[c-nsp] issues with 6500 platform

Peter Rathlev peter at rathlev.dk
Tue Feb 8 17:27:25 EST 2011


On Tue, 2011-02-08 at 11:09 -0600, Jason Cardenas wrote:
> G3/12 is just another interface toward customers, not really involved
> in the "slowness". We have a fresh port for testing, no drops there.

Ok, so no real relation there. And you're not seeing any (serious)
output drops on the egress interface for the traffic in question, as
defined by "show ip cef exact-route <source-ip> <destination-ip>"?

> If we disable QoS all together, would it likely to kill the box even
> for a moment, like a second or two, or tree? We would certainly do
> this overnight with staff present on site, but I would really like to
> know into what we may be running here

The only serious thing I could imagine would be if you use CoPP, since
that depends on QoS being enabled globally. If you have a CoPP policy,
and it's actually needed, you might kill the box when disabling QoS.
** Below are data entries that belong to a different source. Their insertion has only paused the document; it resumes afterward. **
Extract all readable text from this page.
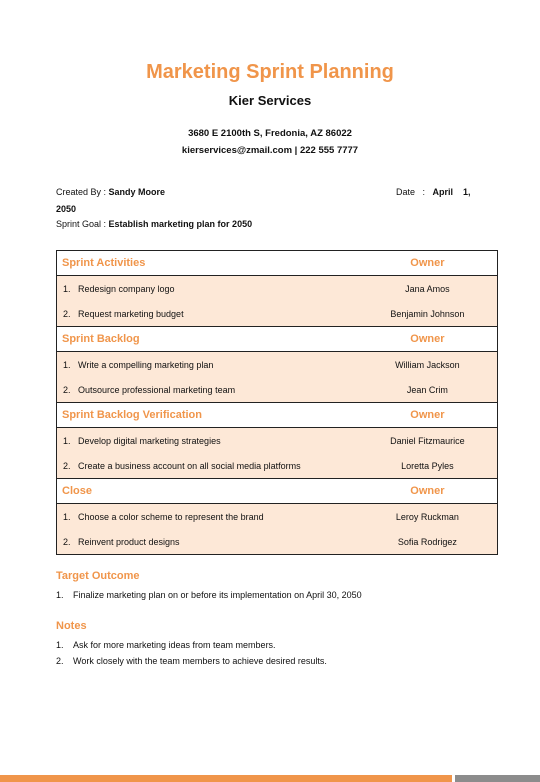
Marketing Sprint Planning
Kier Services
3680 E 2100th S, Fredonia, AZ 86022
kierservices@zmail.com | 222 555 7777
Created By : Sandy Moore	Date   :   April    1,
2050
Sprint Goal : Establish marketing plan for 2050
Sprint Activities	Owner
1. Redesign company logo	Jana Amos
2. Request marketing budget	Benjamin Johnson
Sprint Backlog	Owner
1. Write a compelling marketing plan	William Jackson
2. Outsource professional marketing team	Jean Crim
Sprint Backlog Verification	Owner
1. Develop digital marketing strategies	Daniel Fitzmaurice
2. Create a business account on all social media platforms	Loretta Pyles
Close	Owner
1. Choose a color scheme to represent the brand	Leroy Ruckman
2. Reinvent product designs	Sofia Rodrigez
Target Outcome
1. Finalize marketing plan on or before its implementation on April 30, 2050
Notes
1. Ask for more marketing ideas from team members.
2. Work closely with the team members to achieve desired results.
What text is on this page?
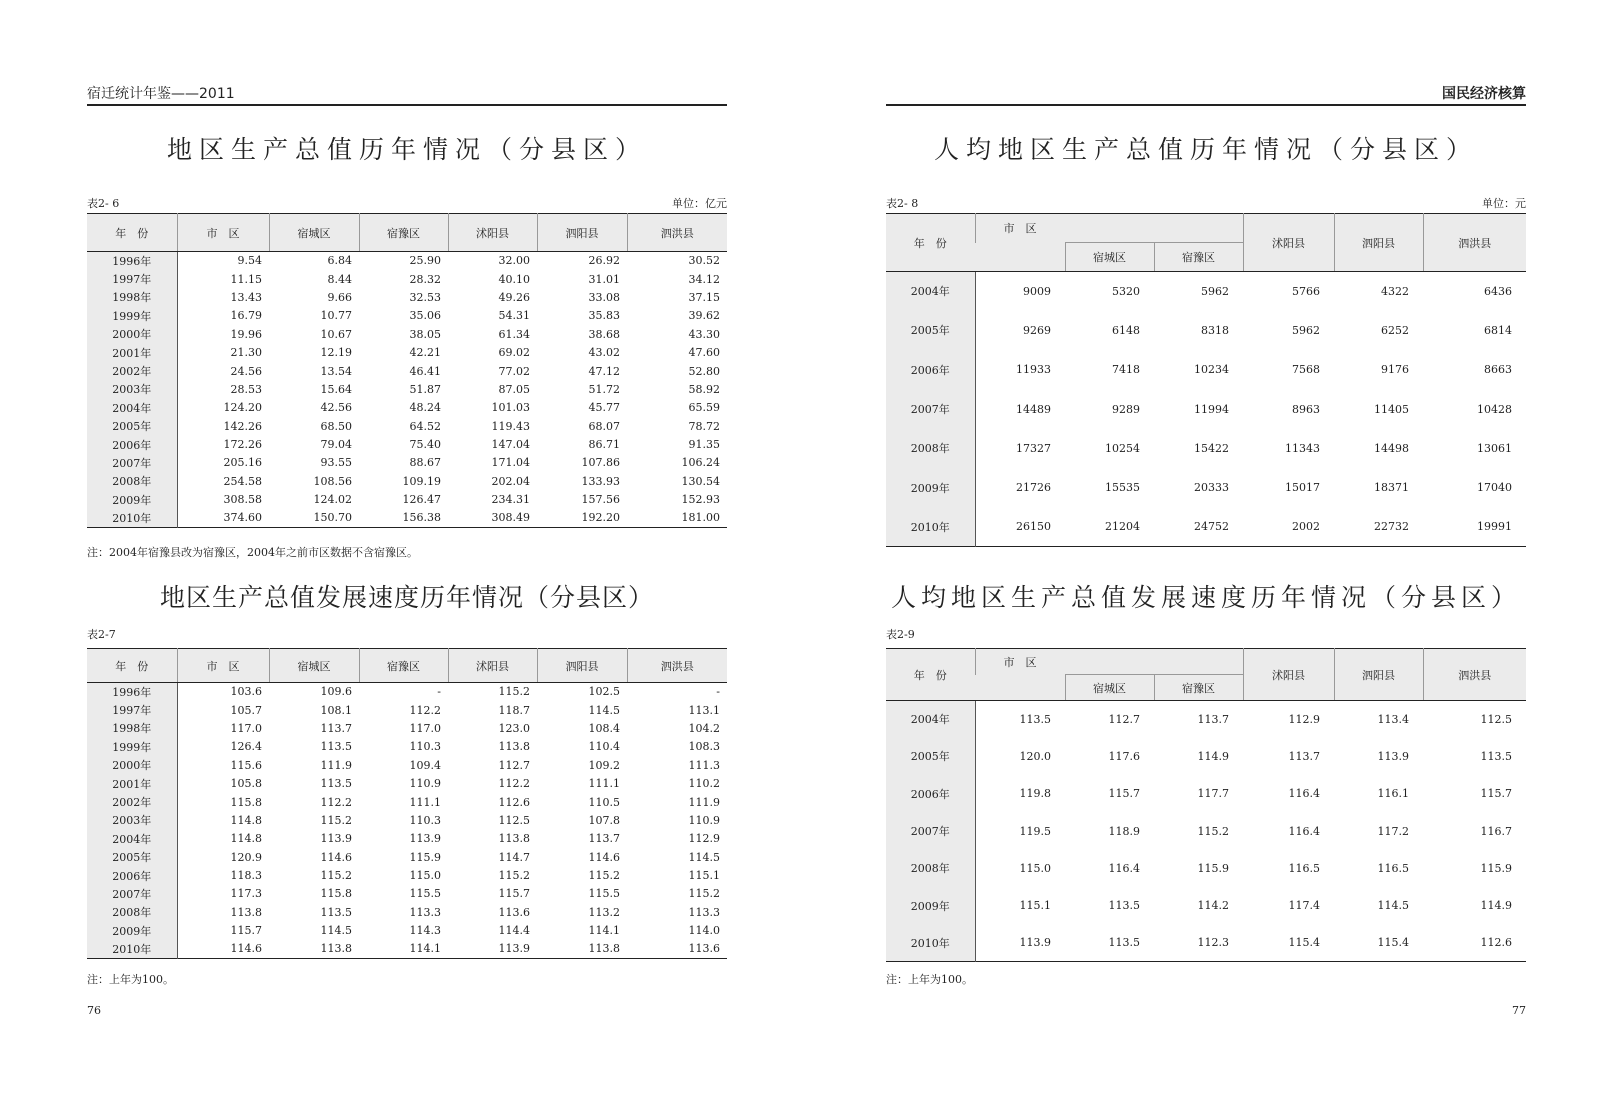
宿迁统计年鉴——2011
地区生产总值历年情况（分县区）
表2- 6	单位：亿元
年　份	市　区	宿城区	宿豫区	沭阳县	泗阳县	泗洪县
1996年	9.54	6.84	25.90	32.00	26.92	30.52
1997年	11.15	8.44	28.32	40.10	31.01	34.12
1998年	13.43	9.66	32.53	49.26	33.08	37.15
1999年	16.79	10.77	35.06	54.31	35.83	39.62
2000年	19.96	10.67	38.05	61.34	38.68	43.30
2001年	21.30	12.19	42.21	69.02	43.02	47.60
2002年	24.56	13.54	46.41	77.02	47.12	52.80
2003年	28.53	15.64	51.87	87.05	51.72	58.92
2004年	124.20	42.56	48.24	101.03	45.77	65.59
2005年	142.26	68.50	64.52	119.43	68.07	78.72
2006年	172.26	79.04	75.40	147.04	86.71	91.35
2007年	205.16	93.55	88.67	171.04	107.86	106.24
2008年	254.58	108.56	109.19	202.04	133.93	130.54
2009年	308.58	124.02	126.47	234.31	157.56	152.93
2010年	374.60	150.70	156.38	308.49	192.20	181.00
注：2004年宿豫县改为宿豫区，2004年之前市区数据不含宿豫区。
地区生产总值发展速度历年情况（分县区）
表2-7
年　份	市　区	宿城区	宿豫区	沭阳县	泗阳县	泗洪县
1996年	103.6	109.6	-	115.2	102.5	-
1997年	105.7	108.1	112.2	118.7	114.5	113.1
1998年	117.0	113.7	117.0	123.0	108.4	104.2
1999年	126.4	113.5	110.3	113.8	110.4	108.3
2000年	115.6	111.9	109.4	112.7	109.2	111.3
2001年	105.8	113.5	110.9	112.2	111.1	110.2
2002年	115.8	112.2	111.1	112.6	110.5	111.9
2003年	114.8	115.2	110.3	112.5	107.8	110.9
2004年	114.8	113.9	113.9	113.8	113.7	112.9
2005年	120.9	114.6	115.9	114.7	114.6	114.5
2006年	118.3	115.2	115.0	115.2	115.2	115.1
2007年	117.3	115.8	115.5	115.7	115.5	115.2
2008年	113.8	113.5	113.3	113.6	113.2	113.3
2009年	115.7	114.5	114.3	114.4	114.1	114.0
2010年	114.6	113.8	114.1	113.9	113.8	113.6
注：上年为100。
76
国民经济核算
人均地区生产总值历年情况（分县区）
表2- 8	单位：元
年　份	市　区			沭阳县	泗阳县	泗洪县
		宿城区	宿豫区			
2004年	9009	5320	5962	5766	4322	6436
2005年	9269	6148	8318	5962	6252	6814
2006年	11933	7418	10234	7568	9176	8663
2007年	14489	9289	11994	8963	11405	10428
2008年	17327	10254	15422	11343	14498	13061
2009年	21726	15535	20333	15017	18371	17040
2010年	26150	21204	24752	2002	22732	19991
人均地区生产总值发展速度历年情况（分县区）
表2-9
年　份	市　区			沭阳县	泗阳县	泗洪县
		宿城区	宿豫区			
2004年	113.5	112.7	113.7	112.9	113.4	112.5
2005年	120.0	117.6	114.9	113.7	113.9	113.5
2006年	119.8	115.7	117.7	116.4	116.1	115.7
2007年	119.5	118.9	115.2	116.4	117.2	116.7
2008年	115.0	116.4	115.9	116.5	116.5	115.9
2009年	115.1	113.5	114.2	117.4	114.5	114.9
2010年	113.9	113.5	112.3	115.4	115.4	112.6
注：上年为100。
77
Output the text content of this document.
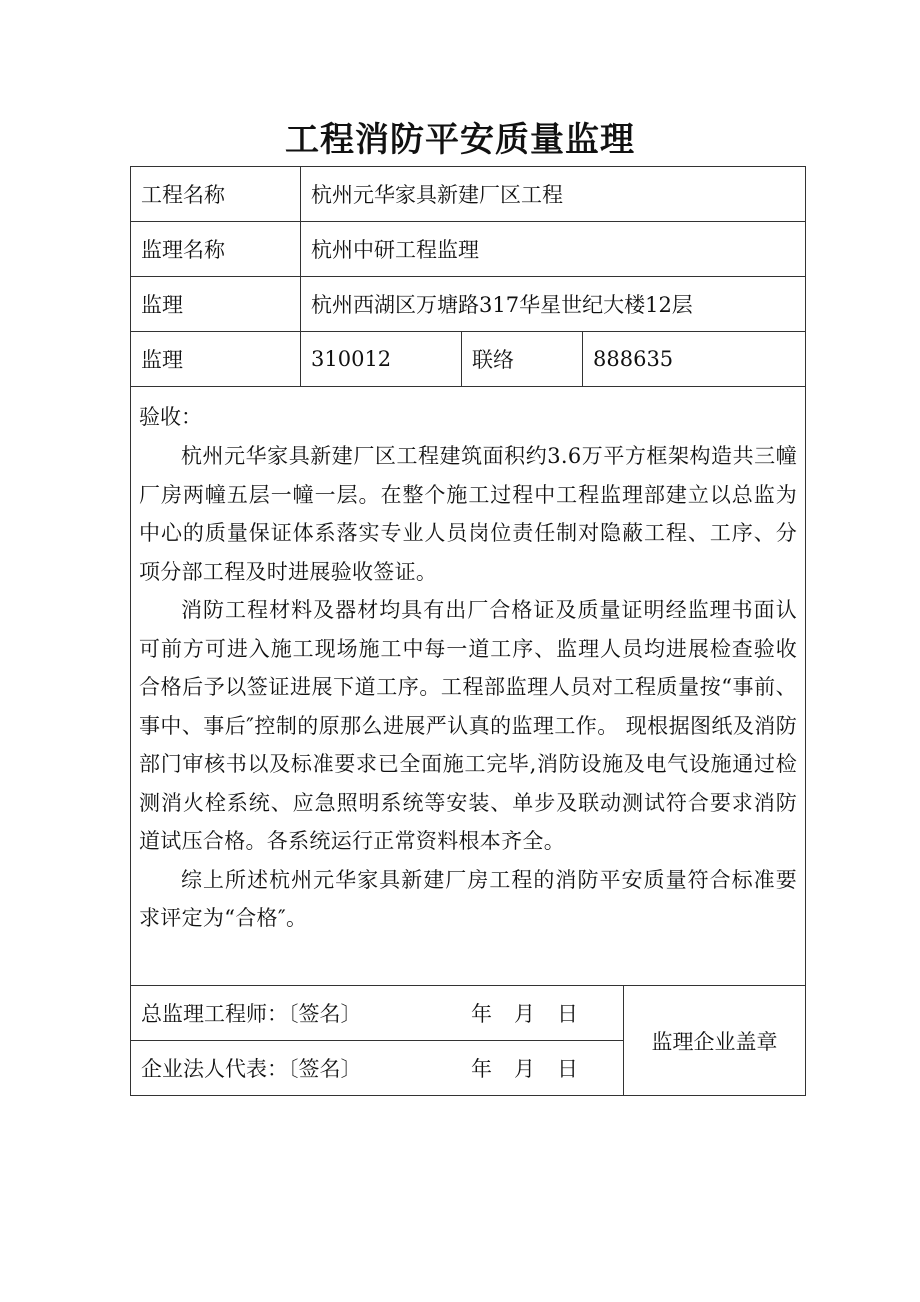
工程消防平安质量监理
工程名称	杭州元华家具新建厂区工程			
监理名称	杭州中研工程监理			
监理	杭州西湖区万塘路317华星世纪大楼12层			
监理	310012	联络	888635	

验收：

杭州元华家具新建厂区工程建筑面积约3.6万平方框架构造共三幢厂房两幢五层一幢一层。在整个施工过程中工程监理部建立以总监为中心的质量保证体系落实专业人员岗位责任制对隐蔽工程、工序、分项分部工程及时进展验收签证。

消防工程材料及器材均具有出厂合格证及质量证明经监理书面认可前方可进入施工现场施工中每一道工序、监理人员均进展检查验收合格后予以签证进展下道工序。工程部监理人员对工程质量按“事前、事中、事后″控制的原那么进展严认真的监理工作。 现根据图纸及消防部门审核书以及标准要求已全面施工完毕,消防设施及电气设施通过检测消火栓系统、应急照明系统等安装、单步及联动测试符合要求消防道试压合格。各系统运行正常资料根本齐全。

综上所述杭州元华家具新建厂房工程的消防平安质量符合标准要求评定为“合格″。				

总监理工程师：〔签名〕 年 月 日				监理企业盖章
企业法人代表：〔签名〕 年 月 日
Another thing would be priority-queueing, which would also no longer
work. So if you have jitter sensitive traffic it might be impacted
negatively.

> What interface QoS options could we try for our upstream interfaces &
> interfaces toward server farms that are running into this 'slowness'
> issue ?

If the slowness doesn't seem related to egress drops (cf. "show
queueing") I'm not sure that's the direction to look at. You might have
other reasons to adjust the wrr-queue interface configuration, but it
might also complicate the issue.

Pete Lumbis suggestion regarding captures might help narrow down the
problem. It could be simultaneous captures on the two end-points between
which you see the slowness. Wireshark could help pinpoint if the problem
is out-of-order packets. And it could qualify any drops, i.e. see if
they're bundled or spread out and so on.